The Israeli army on Saturday issued evacuation orders and targeted high-rise buildings in Gaza City, urging Palestinians to flee south ahead of an escalating offensive to seize the city of nearly 1 million.
Aid groups warned that a large-scale evacuation would exacerbate the humanitarian crisis in Gaza City, which the world’s leading hunger watchdog announced last month was officially suffering from famine as a result of Israeli restrictions on food aid.
Most Palestinian families have been repeatedly displaced in the nearly two-year-long war and say they have nowhere left to go.
Photo: AFP
The Israeli military has previously bombed tent encampments designated as humanitarian zones.
“There is no safe tent, no safe house, no safe place, no safety at all,” said Nadia Marouf, who fled Israel’s offensive in the north with her children and resettled in Gaza City — only to see her tent destroyed on Saturday in an Israeli airstrike that wiped out a 15-story building and surrounding encampment.
“Where do I go? We went to the south, there is no space in the south, where can we go?” she asked.
Israeli military spokesman Avichay Adraee called on Palestinians to flee to southern Gaza, announcing on social media that the Israeli army had redrawn the borders of a humanitarian zone to encompass the overcrowded encampment of Muwasi and parts of the southern city of Khan Younis.
Aid groups have raised alarm about woefully inadequate shelter, sanitation, water and food in Muwasi.
Months of Israeli bombardment have decimated civilian infrastructure in Khan Younis.
The Israeli military said it would work to provide field hospitals, water pipelines and food supplies within its humanitarian zone.
Hamas urged Palestinians to stay put in defiance of the latest evacuation orders.
Exhausted and despairing, many Palestinians had their own reasons for refusing to pack up and uproot themselves again.

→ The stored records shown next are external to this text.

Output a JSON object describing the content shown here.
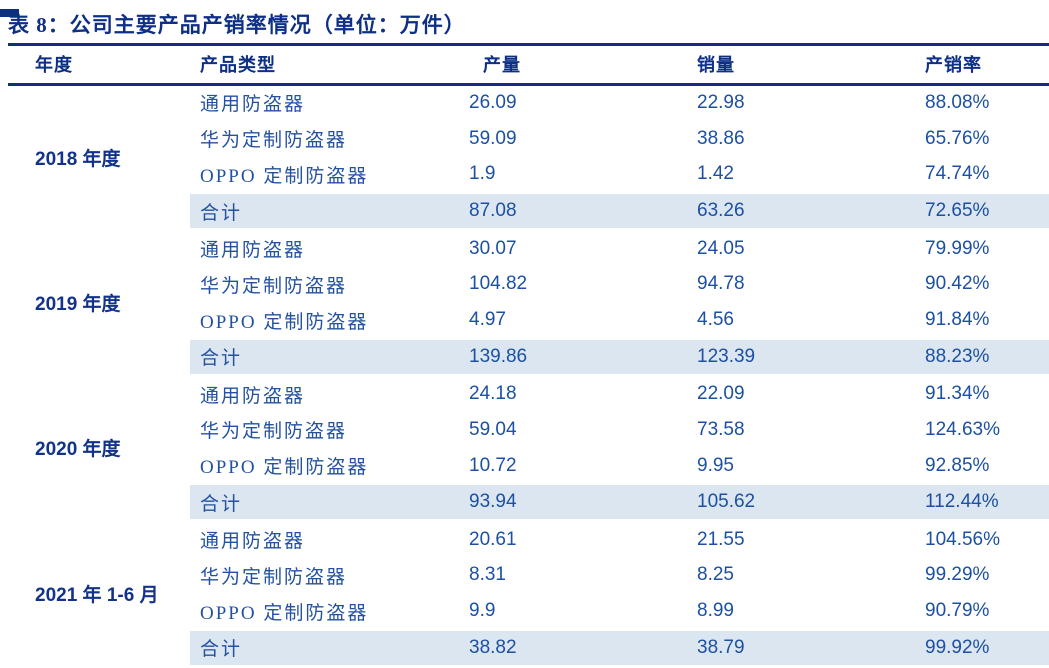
{
  "title": "表 8：公司主要产品产销率情况（单位：万件）",
  "colors": {
    "navy": "#0d2f86",
    "value_blue": "#1c50a2",
    "total_row_bg": "#dce6f1"
  },
  "table": {
    "columns": [
      "年度",
      "产品类型",
      "产量",
      "销量",
      "产销率"
    ],
    "groups": [
      {
        "year": "2018 年度",
        "rows": [
          {
            "product": "通用防盗器",
            "production": "26.09",
            "sales": "22.98",
            "ratio": "88.08%"
          },
          {
            "product": "华为定制防盗器",
            "production": "59.09",
            "sales": "38.86",
            "ratio": "65.76%"
          },
          {
            "product": "OPPO 定制防盗器",
            "production": "1.9",
            "sales": "1.42",
            "ratio": "74.74%"
          },
          {
            "product": "合计",
            "production": "87.08",
            "sales": "63.26",
            "ratio": "72.65%"
          }
        ]
      },
      {
        "year": "2019 年度",
        "rows": [
          {
            "product": "通用防盗器",
            "production": "30.07",
            "sales": "24.05",
            "ratio": "79.99%"
          },
          {
            "product": "华为定制防盗器",
            "production": "104.82",
            "sales": "94.78",
            "ratio": "90.42%"
          },
          {
            "product": "OPPO 定制防盗器",
            "production": "4.97",
            "sales": "4.56",
            "ratio": "91.84%"
          },
          {
            "product": "合计",
            "production": "139.86",
            "sales": "123.39",
            "ratio": "88.23%"
          }
        ]
      },
      {
        "year": "2020 年度",
        "rows": [
          {
            "product": "通用防盗器",
            "production": "24.18",
            "sales": "22.09",
            "ratio": "91.34%"
          },
          {
            "product": "华为定制防盗器",
            "production": "59.04",
            "sales": "73.58",
            "ratio": "124.63%"
          },
          {
            "product": "OPPO 定制防盗器",
            "production": "10.72",
            "sales": "9.95",
            "ratio": "92.85%"
          },
          {
            "product": "合计",
            "production": "93.94",
            "sales": "105.62",
            "ratio": "112.44%"
          }
        ]
      },
      {
        "year": "2021 年 1-6 月",
        "rows": [
          {
            "product": "通用防盗器",
            "production": "20.61",
            "sales": "21.55",
            "ratio": "104.56%"
          },
          {
            "product": "华为定制防盗器",
            "production": "8.31",
            "sales": "8.25",
            "ratio": "99.29%"
          },
          {
            "product": "OPPO 定制防盗器",
            "production": "9.9",
            "sales": "8.99",
            "ratio": "90.79%"
          },
          {
            "product": "合计",
            "production": "38.82",
            "sales": "38.79",
            "ratio": "99.92%"
          }
        ]
      }
    ]
  }
}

“I can’t walk, I am in pain, and I do not know what to do or where to go,” said Ala Alfarani, whose tent was crushed beneath a pile of rubble in Israel’s strike on a high-rise in the Tel al-Hawa neighborhood of south Gaza City.
Israel on Saturday issued evacuation warnings for two high-rises in Gaza City, with Adraee accusing Hamas of operating inside or near the towers.

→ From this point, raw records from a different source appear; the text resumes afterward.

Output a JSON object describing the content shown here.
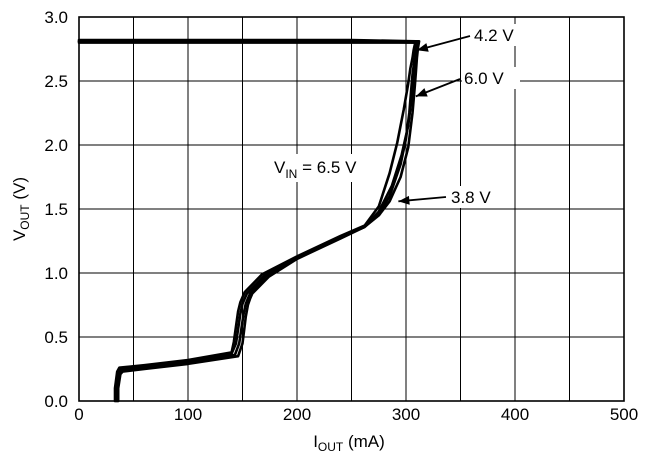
{
  "chart_data": {
    "type": "line",
    "xlabel": {
      "main": "I",
      "sub": "OUT",
      "rest": " (mA)"
    },
    "ylabel": {
      "main": "V",
      "sub": "OUT",
      "rest": " (V)"
    },
    "xlim": [
      0,
      500
    ],
    "ylim": [
      0.0,
      3.0
    ],
    "xticks": [
      0,
      100,
      200,
      300,
      400,
      500
    ],
    "yticks": [
      "0.0",
      "0.5",
      "1.0",
      "1.5",
      "2.0",
      "2.5",
      "3.0"
    ],
    "grid": true,
    "series": [
      {
        "name": "4.2 V",
        "x": [
          34,
          34,
          36,
          38,
          60,
          100,
          140,
          144,
          148,
          150,
          152,
          154,
          170,
          200,
          240,
          262,
          275,
          285,
          295,
          300,
          303,
          305,
          306,
          308,
          309,
          310,
          250,
          150,
          50,
          0
        ],
        "y": [
          0.0,
          0.1,
          0.22,
          0.25,
          0.27,
          0.31,
          0.37,
          0.45,
          0.68,
          0.76,
          0.8,
          0.84,
          0.98,
          1.12,
          1.28,
          1.36,
          1.46,
          1.6,
          1.85,
          2.05,
          2.25,
          2.45,
          2.55,
          2.68,
          2.76,
          2.8,
          2.81,
          2.81,
          2.81,
          2.81
        ]
      },
      {
        "name": "6.0 V",
        "x": [
          35,
          35,
          37,
          39,
          60,
          100,
          143,
          147,
          151,
          153,
          155,
          157,
          172,
          200,
          240,
          262,
          275,
          285,
          295,
          302,
          306,
          308,
          309,
          310,
          311,
          312,
          250,
          150,
          50,
          0
        ],
        "y": [
          0.0,
          0.1,
          0.22,
          0.24,
          0.26,
          0.3,
          0.36,
          0.45,
          0.68,
          0.76,
          0.8,
          0.84,
          0.98,
          1.12,
          1.28,
          1.36,
          1.45,
          1.56,
          1.75,
          1.98,
          2.25,
          2.45,
          2.56,
          2.68,
          2.76,
          2.81,
          2.81,
          2.81,
          2.81,
          2.81
        ]
      },
      {
        "name": "V_IN = 6.5 V",
        "x": [
          36,
          36,
          38,
          40,
          60,
          100,
          146,
          150,
          153,
          155,
          157,
          159,
          174,
          200,
          240,
          262,
          275,
          287,
          296,
          302,
          305,
          307,
          308,
          309,
          310,
          311,
          250,
          150,
          50,
          0
        ],
        "y": [
          0.0,
          0.1,
          0.21,
          0.23,
          0.25,
          0.29,
          0.35,
          0.45,
          0.66,
          0.75,
          0.8,
          0.84,
          0.97,
          1.11,
          1.27,
          1.36,
          1.48,
          1.68,
          1.92,
          2.15,
          2.35,
          2.5,
          2.6,
          2.7,
          2.77,
          2.8,
          2.8,
          2.8,
          2.8,
          2.8
        ]
      },
      {
        "name": "3.8 V",
        "x": [
          33,
          33,
          35,
          37,
          60,
          100,
          140,
          142,
          146,
          148,
          150,
          152,
          168,
          200,
          240,
          262,
          275,
          285,
          292,
          298,
          302,
          304,
          306,
          307,
          308,
          309,
          250,
          150,
          50,
          0
        ],
        "y": [
          0.0,
          0.1,
          0.23,
          0.26,
          0.28,
          0.32,
          0.38,
          0.46,
          0.7,
          0.77,
          0.81,
          0.85,
          0.99,
          1.13,
          1.29,
          1.37,
          1.52,
          1.78,
          2.02,
          2.28,
          2.48,
          2.6,
          2.68,
          2.74,
          2.78,
          2.81,
          2.82,
          2.82,
          2.82,
          2.82
        ]
      }
    ],
    "annotations": [
      {
        "text": "4.2 V"
      },
      {
        "text": "6.0 V"
      },
      {
        "main": "V",
        "sub": "IN",
        "rest": " = 6.5 V"
      },
      {
        "text": "3.8 V"
      }
    ]
  }
}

Soon after, Adraee said that the military had struck one of them.
Hamas rejected the allegations, insisting the high-rises were residential towers.
Residents of Sousi Tower, a prominent 15-story building, said that the Israeli army gave them about 20 minutes to grab their belongings and flee before warplanes razed the building.
“We were sitting at home and people started shouting,” resident Aida Abu Kas said. “Some said it was a lie and other said it was real. We went out and didn’t know what to do.”
It was not immediately clear if people had been killed or wounded in the strike.
Israeli Minister of Defense Israel Katz posted a video of the Sousi Tower collapsing in an enormous cloud of smoke along with the words: “We continue.”